If the dog was stung by a bee, there may be evidence of the stinger still left in the dog. If so, use a credit card to scrape downwards, removing the stinger. Do not use your finges or a pair of tweezers to remove the stinger as this would inject further sting venom into your dog. Apply bicarbonate of soda to the sting to neutralise the acidic bee sting venom.
If the dog was stung by a wasp, there will be no stinger left behind but the sting site will be raised, red and sore. Use an acidic solution such as vinegar or lemon juice to neutralise the sting site.
If you are unsure whether the sting was caused by a bee or a wasp, err on the side of caution and merely treat the sting site with ice and cold compresses to relieve the discomfort.
The other “critter” to consider might be a toad. When a dog plays with frogs and toads he may ingest the slime in which they are covered – and in some cases this slime can be extremely toxic. Signs & Symptoms of a severe allergic reaction to look out for include:
* Swollen eyes
* Swollen mouth & tongue
* Swollen throat making breathing difficult
* Raised spots which make the coat stand up in tufts
* Major drooling & Pawing at the mouth
* Red/inflamed gums
* Heart attack
Please be aware that if the allergic reaction is so severe as to become anaphylactic shock, you will also see all the signs and symptoms associated with ordinary shock too ie:-
Rapid Heart Beat
Anxious / Agitated
Bright Red Gums
Pulse Easy to Find
Increased Heart Beat
Gums Pale or Blue
Breathing more shallow
Pulse Difficult to Find
Gums White /
Heart Rate Increases
Glazed Eyes /
If the reaction is due to toad secretion, wash the mouth if possible. Try not to let the dog drink any of the water that you have used to wash out the mouth.

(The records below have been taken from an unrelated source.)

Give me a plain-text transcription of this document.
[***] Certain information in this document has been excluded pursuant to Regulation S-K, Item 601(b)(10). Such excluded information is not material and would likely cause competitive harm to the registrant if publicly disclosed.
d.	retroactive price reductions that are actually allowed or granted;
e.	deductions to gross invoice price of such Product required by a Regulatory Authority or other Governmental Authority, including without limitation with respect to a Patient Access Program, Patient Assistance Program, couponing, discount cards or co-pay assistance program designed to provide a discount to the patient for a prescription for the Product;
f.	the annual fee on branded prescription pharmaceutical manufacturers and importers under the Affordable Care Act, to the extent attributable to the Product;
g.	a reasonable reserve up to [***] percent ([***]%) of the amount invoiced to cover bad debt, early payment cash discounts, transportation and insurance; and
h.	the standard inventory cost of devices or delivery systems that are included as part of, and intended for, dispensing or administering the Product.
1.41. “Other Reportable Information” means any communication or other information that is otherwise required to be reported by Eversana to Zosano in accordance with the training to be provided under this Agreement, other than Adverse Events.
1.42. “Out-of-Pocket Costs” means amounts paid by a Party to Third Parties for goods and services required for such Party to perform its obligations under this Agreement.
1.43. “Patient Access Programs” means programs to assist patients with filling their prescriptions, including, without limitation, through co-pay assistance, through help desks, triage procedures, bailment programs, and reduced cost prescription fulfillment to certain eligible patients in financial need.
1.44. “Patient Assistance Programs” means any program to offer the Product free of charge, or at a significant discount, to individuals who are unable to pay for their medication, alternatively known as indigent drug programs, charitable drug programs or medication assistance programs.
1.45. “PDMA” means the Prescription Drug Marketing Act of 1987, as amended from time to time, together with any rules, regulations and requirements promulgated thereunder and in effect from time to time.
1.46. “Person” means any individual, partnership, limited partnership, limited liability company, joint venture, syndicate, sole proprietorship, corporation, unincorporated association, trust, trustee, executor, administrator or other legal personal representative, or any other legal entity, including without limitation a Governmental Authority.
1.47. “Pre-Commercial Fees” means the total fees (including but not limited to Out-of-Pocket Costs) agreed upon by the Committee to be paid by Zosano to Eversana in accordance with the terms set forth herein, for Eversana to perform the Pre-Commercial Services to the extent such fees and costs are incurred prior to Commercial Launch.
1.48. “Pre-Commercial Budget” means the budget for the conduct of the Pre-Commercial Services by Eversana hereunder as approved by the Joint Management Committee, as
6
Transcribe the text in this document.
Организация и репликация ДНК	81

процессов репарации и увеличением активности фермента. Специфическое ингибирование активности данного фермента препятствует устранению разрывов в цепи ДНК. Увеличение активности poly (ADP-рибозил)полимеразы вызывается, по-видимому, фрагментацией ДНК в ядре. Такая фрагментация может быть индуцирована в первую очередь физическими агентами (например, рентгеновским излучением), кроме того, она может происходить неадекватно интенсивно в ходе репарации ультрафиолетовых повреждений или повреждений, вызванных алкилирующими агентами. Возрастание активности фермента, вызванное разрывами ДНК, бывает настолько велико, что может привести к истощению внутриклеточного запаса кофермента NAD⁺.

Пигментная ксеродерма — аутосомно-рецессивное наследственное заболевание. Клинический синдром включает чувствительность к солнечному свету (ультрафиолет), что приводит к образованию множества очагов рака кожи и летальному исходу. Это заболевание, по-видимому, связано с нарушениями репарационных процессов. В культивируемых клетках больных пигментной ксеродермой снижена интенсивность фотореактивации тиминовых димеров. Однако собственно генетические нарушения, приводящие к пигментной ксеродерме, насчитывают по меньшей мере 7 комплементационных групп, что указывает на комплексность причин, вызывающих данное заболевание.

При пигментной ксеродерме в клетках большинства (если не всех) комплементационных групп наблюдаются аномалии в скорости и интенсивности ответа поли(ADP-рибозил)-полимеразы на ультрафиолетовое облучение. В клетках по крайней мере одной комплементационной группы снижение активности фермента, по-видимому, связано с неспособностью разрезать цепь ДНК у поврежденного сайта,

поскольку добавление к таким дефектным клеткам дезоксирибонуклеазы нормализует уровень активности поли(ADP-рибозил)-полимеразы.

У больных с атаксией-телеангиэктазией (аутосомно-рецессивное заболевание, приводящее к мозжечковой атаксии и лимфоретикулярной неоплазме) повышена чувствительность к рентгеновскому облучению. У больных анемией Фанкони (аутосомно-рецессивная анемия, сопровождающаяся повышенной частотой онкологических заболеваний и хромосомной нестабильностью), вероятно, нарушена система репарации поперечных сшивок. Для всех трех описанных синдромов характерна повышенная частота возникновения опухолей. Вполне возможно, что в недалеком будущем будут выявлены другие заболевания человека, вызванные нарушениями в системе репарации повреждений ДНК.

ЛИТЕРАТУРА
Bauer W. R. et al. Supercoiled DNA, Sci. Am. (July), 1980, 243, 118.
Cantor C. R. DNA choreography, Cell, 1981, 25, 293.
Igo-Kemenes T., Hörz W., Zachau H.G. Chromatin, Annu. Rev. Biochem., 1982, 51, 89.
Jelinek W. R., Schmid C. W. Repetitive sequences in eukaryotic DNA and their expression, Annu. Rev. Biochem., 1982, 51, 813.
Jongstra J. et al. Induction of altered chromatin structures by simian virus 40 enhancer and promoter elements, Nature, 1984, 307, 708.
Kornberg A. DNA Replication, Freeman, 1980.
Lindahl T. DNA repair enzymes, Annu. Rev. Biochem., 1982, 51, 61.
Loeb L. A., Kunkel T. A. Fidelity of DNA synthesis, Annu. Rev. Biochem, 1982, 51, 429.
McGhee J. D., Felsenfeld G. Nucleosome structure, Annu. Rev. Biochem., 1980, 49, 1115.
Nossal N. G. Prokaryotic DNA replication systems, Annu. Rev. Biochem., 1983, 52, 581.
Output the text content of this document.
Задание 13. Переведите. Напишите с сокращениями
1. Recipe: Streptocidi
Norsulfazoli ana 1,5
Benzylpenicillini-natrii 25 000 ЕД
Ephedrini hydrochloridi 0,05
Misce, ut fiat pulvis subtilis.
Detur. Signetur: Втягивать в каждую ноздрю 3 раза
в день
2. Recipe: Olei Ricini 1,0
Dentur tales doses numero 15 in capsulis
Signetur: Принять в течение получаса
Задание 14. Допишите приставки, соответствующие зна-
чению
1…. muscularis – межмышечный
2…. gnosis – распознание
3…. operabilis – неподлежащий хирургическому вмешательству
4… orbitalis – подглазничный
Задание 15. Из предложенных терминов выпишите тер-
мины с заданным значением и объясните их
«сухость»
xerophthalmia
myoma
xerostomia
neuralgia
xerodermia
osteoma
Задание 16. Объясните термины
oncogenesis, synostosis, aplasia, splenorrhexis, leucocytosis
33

Antihistamines can be used to treat an animal who has had an eallergic reaction. However, you must make sure that a) you know which antihistamine medication to give, b) the dosage dependant on the weight/size of your dog, c) the frequency that you can administer the medication and d) whether it is actually appropriate for your breed of dog.
NB Some dogs from the herding breeds have a gene called MDR1. MDR stands for Multi-Drug Resistant, which in a kind of non-scientificy explanation means that they can have a really bad reaction to all kinds of drugs that most dog’s can take without a problem – this is one of the reasons why nobody but a qualified vet should EVER prescribe medication to an animal.
The most innocent, seemingly uncomplicated drugs like Piriton, an antihistamine, can have catastrophic consequences if given to a MDR1 dog. The same is true of all sorts of medication including Ivermectin and Milbemycin (anti-parasitics for treating things like fleas), Loperamide (Immodium) for treating diarrhoea, and several others. One of the drugs on the “no-no” list is snake bite anti-venom medication and, in some cases, the reaction can be even more serious than the bite itself.
For this reason, speak to your vet when you next go for a check up and ask his advice about which antihistamine, how much, and how often you could administer it in such an occasion. If he says it is OK for your dog, then get some antihistamines and pop them in your first aid kit “just in case” – but only if your vet has said its OK.
Otherwise, seek urgent veterinary attention & monitor for signs of shock. Remember to watch the dog for 24 hours in case the reaction recurs.